Virgin Orbit, a satellite-launching spinoff of the billionaire founder’s space tourism enterprise, said on Monday that it is going public through a merger with a shell company. Boeing will spend $3.2 billion on the firm, valuing it at $3.2 billion.
Around the end of 2021, Virgin Orbit aims to combine with NextGen Acquisition Corp. II, a special purpose acquisition company (also known as a SPAC).
The ticker “VORB” will be used on the NASDAQ exchange. Virgin Orbit will get $483 million in fresh money as a result of the agreement, including $383 million from NextGen and $100 million from another tranche of finance. Boeing is one of the investors in that round, according to Virgin, although it’s unknown how much they contributed.
According to a news statement, the $483 million will be used to assist Virgin Orbit scale up “rocket manufacturing to fulfill customer demand, as well as support expansion in its space solutions business and Virgin Orbit’s ongoing product development initiatives.”
“Our success in launch has driven the business forward, and now we expect this investment will enable us to build on our R&D efforts and our incredible team,” Virgin Orbit CEO Dan Hart said in a statement.
Virgin Orbit’s intention to go public has been a well-kept secret for months, especially following rumors earlier this year that the firm was looking for a SPAC to combine with in order to go public.

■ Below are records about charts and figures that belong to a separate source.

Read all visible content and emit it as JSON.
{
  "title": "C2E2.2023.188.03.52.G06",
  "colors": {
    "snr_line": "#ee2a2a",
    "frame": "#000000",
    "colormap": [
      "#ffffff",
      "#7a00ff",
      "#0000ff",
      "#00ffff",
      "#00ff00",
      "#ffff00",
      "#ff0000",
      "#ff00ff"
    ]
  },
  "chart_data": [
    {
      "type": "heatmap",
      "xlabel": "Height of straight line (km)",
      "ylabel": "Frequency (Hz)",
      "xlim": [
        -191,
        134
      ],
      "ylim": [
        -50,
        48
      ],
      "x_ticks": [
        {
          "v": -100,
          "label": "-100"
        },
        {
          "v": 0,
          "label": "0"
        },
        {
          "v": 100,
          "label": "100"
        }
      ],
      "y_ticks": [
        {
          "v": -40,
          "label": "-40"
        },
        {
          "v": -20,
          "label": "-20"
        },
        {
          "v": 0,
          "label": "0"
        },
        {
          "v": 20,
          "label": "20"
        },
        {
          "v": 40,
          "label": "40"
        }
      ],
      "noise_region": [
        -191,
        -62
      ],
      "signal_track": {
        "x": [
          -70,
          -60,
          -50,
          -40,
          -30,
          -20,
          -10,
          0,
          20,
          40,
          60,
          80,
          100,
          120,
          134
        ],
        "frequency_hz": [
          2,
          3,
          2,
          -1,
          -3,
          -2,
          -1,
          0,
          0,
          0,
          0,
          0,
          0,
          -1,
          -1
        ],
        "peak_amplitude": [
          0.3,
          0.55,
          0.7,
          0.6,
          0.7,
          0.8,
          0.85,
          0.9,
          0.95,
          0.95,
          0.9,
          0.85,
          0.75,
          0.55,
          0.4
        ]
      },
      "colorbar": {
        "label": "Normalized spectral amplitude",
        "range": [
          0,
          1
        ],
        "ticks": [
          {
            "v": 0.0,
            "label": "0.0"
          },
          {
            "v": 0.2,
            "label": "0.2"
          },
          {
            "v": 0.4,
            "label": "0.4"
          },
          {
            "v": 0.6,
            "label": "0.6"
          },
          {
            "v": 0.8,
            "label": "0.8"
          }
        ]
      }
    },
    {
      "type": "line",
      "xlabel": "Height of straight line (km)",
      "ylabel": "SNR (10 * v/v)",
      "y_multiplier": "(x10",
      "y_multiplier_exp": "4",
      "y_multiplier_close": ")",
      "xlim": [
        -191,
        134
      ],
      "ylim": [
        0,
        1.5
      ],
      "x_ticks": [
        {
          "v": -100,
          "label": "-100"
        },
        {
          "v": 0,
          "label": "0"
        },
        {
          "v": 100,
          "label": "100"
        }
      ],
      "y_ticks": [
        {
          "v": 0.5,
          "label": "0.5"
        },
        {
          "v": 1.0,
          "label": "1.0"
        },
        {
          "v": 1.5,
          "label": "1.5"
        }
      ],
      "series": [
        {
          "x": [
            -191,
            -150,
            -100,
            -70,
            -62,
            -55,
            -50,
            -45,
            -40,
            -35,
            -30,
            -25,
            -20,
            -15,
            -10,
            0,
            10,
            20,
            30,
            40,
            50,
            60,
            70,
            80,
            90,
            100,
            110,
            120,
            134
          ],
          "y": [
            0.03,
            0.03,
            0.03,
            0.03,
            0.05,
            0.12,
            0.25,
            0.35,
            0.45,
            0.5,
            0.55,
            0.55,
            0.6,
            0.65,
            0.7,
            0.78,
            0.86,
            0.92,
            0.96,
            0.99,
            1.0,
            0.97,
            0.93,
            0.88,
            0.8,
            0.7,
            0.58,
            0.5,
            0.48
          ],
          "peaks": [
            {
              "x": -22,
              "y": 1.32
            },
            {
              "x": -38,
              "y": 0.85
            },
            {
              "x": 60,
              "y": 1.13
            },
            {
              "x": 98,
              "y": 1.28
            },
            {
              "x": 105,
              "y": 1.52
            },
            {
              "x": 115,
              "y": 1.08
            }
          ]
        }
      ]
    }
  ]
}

Virgin Orbit, which was created in 2017, launches LauncherOne, a tiny rocket, from the underwing of a modified Boeing 747 dubbed Cosmic Girl. It employs an “air launch” approach, which the firm claims are more dependable and faster for putting satellites into orbit than the more typical method of vertically launching rockets from the ground.
In January, the firm put 10 satellites into orbit for the first time, and in June, it launched its first commercial mission.
Since Virgin Galactic, Branson’s space tourism company, went public in 2019, the launch industry has been racing to NASDAQ. Astra, a small launch outfit, became the first of its kind to go public through a SPAC in June. Another tiny launch firm, Rocket Lab, wants to do the same and list on the NASDAQ on Wednesday.
Virgin Orbit launches their LauncherOne rocket from the wing of a modified 747 airplane, which serves as the entire launch system’s totally reusable first stage. VOX Space, a subsidiary of the firm, serves the national security launch sector as a dedicated launch service provider.
NextGen, the blank check firm with which Virgin Orbit is merging to execute this deal, is managed by a former Goldman Sachs associate and will contribute up to $383 million in cash from funds held in trust if the deal goes through.